Une troisième génération potentielle de biocarburants serait produite à partir d’algues, une source importante de lipides que l’on peut estérifier pour produire du biodiesel, mais elle est encore au stade de la R&D. Un rapport du JRC (le centre de recherche commun de la Commission Européenne JRC, Science for policy unit, S.Rocca et al., Biofuels from algae : technology options, energy balance and GHG emissions, insight from a literature review, 2015. www.ec.europa.eu/jrc.) montre que si la filière est prometteuse (des rendements de production de corps gras à l’hectare de 20 000 à 60 000 litres d’huile/ha, selon l’Ifremer, soit dix fois ceux de l’huile de palme), elle est loin d’être opérationnelle. La biomasse est constituée soit de macro-algues soit de micro-algues et il faut ifremer-algues-1-pdg-dcom-ph408-algue104bsélectionner les espèces les plus productives de lipides (cf. Photo laboratoire de recherche de l’Ifremer crédit Ifremer DCOM algues 4.). Les conditions de croissance des algues doivent être optimisées par des apports de lumière, de nutriments et de CO2 (pour les cultures en milieu artificiel) et en diminuant la consommation d’énergie lors de la culture et de la récolte. Le Japon qui a une bonne expertise dans ce domaine envisage de produire du biogazole à partir d’algues. La compagnie d’aviation japonaise ANA expérimentera un kérosène mélangé avec 10% d’un biocarburant produit à partir d’algues par la société Euglena à Yokohama. Là encore la recherche n’a pas dit son dernier mot dans la mesure car la modification génétique de certaines algues pourrait accélérer leur croissance et augmenter les rendements de production.

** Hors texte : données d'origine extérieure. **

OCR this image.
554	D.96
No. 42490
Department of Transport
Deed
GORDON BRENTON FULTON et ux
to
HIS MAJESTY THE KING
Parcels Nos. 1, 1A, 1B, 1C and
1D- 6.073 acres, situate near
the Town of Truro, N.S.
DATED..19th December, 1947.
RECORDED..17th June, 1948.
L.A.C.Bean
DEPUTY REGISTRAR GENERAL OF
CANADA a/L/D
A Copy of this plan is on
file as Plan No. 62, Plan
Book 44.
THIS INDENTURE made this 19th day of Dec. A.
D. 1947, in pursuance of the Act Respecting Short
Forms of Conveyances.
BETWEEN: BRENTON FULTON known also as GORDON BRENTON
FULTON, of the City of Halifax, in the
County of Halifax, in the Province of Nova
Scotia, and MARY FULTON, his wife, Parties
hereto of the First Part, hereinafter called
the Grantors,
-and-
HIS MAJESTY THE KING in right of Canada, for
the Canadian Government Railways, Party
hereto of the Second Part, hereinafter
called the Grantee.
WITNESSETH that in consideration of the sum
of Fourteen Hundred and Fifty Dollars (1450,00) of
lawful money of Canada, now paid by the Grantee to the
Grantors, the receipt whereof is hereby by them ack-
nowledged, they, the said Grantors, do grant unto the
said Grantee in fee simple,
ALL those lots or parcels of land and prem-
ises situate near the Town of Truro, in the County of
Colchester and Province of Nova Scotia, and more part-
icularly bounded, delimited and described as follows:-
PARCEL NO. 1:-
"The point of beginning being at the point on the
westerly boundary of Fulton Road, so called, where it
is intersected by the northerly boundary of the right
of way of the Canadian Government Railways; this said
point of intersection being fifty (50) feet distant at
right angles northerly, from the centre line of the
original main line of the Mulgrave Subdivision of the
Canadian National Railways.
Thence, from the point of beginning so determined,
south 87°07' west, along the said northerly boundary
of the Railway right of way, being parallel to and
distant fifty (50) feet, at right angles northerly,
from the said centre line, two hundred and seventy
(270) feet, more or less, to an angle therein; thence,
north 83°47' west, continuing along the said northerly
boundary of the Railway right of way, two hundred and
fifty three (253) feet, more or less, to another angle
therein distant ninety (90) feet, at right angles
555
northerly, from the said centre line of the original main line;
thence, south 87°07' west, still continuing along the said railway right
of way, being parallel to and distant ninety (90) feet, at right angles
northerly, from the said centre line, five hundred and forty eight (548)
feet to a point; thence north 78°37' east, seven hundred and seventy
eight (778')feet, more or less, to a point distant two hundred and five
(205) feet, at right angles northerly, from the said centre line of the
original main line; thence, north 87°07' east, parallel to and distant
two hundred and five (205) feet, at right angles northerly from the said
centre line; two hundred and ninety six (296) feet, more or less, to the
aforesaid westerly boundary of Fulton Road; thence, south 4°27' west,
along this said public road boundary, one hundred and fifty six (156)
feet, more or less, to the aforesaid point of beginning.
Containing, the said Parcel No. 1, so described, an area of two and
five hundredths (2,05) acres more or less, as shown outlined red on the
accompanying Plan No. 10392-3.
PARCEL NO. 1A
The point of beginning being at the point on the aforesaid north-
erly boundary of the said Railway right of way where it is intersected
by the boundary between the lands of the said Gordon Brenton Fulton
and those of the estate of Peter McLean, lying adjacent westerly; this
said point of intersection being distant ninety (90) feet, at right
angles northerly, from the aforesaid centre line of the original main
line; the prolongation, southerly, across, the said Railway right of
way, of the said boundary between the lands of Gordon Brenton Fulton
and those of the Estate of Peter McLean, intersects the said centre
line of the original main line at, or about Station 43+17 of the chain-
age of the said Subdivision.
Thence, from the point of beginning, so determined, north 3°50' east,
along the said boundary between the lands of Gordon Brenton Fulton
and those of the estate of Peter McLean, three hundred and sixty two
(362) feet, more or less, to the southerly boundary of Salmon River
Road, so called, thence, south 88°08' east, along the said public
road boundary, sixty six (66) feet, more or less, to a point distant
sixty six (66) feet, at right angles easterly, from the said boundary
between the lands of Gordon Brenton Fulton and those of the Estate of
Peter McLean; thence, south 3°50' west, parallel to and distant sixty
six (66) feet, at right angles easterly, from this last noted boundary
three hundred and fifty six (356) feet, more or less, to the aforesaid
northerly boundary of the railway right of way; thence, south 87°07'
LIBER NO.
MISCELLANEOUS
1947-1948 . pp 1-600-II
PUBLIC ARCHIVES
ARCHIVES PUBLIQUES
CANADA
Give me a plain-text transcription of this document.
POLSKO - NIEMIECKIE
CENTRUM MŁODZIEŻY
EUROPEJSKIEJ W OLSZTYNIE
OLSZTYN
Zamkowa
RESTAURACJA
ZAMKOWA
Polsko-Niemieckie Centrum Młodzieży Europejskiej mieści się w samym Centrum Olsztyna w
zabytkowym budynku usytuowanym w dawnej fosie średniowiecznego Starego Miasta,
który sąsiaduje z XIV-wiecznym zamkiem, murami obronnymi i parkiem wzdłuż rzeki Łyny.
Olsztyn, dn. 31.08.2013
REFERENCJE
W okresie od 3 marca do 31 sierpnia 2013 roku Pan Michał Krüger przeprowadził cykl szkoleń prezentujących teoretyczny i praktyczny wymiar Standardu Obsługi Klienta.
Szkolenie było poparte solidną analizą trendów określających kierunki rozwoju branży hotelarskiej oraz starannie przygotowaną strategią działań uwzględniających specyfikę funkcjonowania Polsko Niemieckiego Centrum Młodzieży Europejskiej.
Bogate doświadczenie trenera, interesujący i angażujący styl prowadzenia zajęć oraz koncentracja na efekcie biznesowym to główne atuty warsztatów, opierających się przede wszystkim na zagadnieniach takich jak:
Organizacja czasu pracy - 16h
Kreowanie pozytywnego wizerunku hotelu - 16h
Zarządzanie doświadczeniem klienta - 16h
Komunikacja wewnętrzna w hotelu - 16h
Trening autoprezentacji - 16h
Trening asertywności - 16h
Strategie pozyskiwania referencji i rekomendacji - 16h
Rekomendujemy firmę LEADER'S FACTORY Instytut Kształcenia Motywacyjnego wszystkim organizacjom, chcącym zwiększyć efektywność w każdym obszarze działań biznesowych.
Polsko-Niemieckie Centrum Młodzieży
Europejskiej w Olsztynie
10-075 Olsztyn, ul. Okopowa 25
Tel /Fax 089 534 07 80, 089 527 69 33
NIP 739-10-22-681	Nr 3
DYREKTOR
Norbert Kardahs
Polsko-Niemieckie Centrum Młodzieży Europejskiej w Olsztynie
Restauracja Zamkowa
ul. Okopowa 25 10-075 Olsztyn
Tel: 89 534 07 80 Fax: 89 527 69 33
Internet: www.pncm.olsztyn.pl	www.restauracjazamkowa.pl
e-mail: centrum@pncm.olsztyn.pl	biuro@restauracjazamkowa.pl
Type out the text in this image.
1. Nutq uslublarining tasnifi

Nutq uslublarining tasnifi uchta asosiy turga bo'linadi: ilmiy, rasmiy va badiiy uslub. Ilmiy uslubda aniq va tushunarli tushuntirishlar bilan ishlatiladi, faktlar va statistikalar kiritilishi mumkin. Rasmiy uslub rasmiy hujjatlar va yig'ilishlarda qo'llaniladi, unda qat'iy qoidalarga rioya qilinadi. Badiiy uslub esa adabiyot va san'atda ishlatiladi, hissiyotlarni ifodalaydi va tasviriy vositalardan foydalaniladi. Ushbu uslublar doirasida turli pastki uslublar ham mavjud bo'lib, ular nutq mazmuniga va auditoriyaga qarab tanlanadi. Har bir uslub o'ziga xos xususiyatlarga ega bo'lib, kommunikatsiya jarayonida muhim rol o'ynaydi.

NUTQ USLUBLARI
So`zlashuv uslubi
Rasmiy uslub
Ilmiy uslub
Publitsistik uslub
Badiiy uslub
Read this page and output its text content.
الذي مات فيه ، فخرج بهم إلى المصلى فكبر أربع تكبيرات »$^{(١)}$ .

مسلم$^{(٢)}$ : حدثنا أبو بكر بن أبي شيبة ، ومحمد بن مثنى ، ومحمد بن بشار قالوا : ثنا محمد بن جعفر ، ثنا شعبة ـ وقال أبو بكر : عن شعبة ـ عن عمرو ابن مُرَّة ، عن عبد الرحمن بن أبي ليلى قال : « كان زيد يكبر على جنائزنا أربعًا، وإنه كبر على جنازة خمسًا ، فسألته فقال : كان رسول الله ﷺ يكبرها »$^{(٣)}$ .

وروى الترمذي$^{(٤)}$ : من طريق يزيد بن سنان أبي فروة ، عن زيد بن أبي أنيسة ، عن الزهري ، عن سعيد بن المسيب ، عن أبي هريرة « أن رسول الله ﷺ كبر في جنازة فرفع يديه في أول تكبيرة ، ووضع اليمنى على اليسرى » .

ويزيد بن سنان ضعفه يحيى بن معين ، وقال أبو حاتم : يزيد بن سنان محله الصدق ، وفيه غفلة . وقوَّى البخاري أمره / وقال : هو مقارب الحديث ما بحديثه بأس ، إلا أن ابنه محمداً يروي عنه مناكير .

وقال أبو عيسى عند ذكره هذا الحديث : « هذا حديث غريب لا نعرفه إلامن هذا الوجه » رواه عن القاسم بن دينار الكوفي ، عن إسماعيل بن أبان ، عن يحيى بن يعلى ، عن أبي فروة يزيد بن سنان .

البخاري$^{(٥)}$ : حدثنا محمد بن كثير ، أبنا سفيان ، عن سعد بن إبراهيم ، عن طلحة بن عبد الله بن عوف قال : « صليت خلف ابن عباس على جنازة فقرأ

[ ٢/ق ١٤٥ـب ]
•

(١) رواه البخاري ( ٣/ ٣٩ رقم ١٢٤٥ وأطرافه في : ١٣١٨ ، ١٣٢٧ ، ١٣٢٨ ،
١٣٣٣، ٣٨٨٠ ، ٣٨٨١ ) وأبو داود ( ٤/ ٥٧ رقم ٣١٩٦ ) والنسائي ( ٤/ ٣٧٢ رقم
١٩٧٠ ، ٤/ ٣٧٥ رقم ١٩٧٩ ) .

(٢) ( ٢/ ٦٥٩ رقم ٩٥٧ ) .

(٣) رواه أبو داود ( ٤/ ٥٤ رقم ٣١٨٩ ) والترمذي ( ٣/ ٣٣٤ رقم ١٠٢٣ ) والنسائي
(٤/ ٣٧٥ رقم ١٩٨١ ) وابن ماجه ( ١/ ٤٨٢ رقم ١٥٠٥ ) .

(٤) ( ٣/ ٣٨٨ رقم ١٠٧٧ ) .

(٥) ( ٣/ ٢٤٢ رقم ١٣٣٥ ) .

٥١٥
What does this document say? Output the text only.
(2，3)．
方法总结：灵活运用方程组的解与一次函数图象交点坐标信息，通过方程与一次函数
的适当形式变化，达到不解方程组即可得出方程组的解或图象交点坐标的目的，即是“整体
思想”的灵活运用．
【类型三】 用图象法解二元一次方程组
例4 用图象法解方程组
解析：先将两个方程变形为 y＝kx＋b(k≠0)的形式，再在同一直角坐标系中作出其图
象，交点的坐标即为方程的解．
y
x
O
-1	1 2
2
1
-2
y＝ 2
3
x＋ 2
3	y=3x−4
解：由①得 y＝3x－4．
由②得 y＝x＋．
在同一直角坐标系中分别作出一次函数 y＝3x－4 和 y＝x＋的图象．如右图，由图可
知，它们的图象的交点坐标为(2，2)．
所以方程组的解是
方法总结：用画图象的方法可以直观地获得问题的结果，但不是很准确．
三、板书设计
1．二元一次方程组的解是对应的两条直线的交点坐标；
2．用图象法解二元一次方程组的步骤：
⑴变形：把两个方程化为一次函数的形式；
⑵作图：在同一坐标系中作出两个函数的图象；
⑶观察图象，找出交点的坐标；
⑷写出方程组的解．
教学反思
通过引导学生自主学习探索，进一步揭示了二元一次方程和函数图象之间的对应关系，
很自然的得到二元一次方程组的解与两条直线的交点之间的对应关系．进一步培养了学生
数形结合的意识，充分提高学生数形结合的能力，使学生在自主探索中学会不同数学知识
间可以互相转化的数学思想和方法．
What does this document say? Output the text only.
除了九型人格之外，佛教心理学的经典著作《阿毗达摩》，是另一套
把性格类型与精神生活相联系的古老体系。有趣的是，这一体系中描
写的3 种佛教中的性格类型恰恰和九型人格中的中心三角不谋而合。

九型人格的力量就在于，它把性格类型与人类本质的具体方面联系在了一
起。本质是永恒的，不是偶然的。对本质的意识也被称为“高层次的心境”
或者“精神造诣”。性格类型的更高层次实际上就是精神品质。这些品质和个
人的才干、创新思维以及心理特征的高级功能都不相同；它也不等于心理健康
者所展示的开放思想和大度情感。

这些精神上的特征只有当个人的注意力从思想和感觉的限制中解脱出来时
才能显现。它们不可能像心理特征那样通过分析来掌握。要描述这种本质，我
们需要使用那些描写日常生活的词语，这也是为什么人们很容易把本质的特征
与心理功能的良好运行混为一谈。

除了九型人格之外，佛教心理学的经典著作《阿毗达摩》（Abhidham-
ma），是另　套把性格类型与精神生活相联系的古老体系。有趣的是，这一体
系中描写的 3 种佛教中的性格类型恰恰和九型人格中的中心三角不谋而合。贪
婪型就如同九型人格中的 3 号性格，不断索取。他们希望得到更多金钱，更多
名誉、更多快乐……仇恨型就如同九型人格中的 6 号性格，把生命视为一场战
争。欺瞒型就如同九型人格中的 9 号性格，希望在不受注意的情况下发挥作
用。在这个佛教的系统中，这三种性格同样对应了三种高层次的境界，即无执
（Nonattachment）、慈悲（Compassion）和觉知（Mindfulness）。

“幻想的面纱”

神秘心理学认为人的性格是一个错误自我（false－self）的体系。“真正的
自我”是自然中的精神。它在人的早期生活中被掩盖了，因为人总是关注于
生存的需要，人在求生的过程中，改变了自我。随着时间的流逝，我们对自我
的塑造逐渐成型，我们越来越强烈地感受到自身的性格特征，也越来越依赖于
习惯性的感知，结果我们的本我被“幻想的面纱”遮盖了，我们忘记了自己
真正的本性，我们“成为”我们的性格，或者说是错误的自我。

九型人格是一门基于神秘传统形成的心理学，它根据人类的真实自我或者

Les biocarburants sont encore dans une phase d’incertitude que prolonge la baisse du cours du pétrole. Elles n’en sortiront que si les conditions économiques sont plus favorables et, plus certainement, si les nouvelles générations deviennent opérationnelles afin de diversifier les matières premières et les méthodes de production, cela suppose une intensification de l’effort de R&D.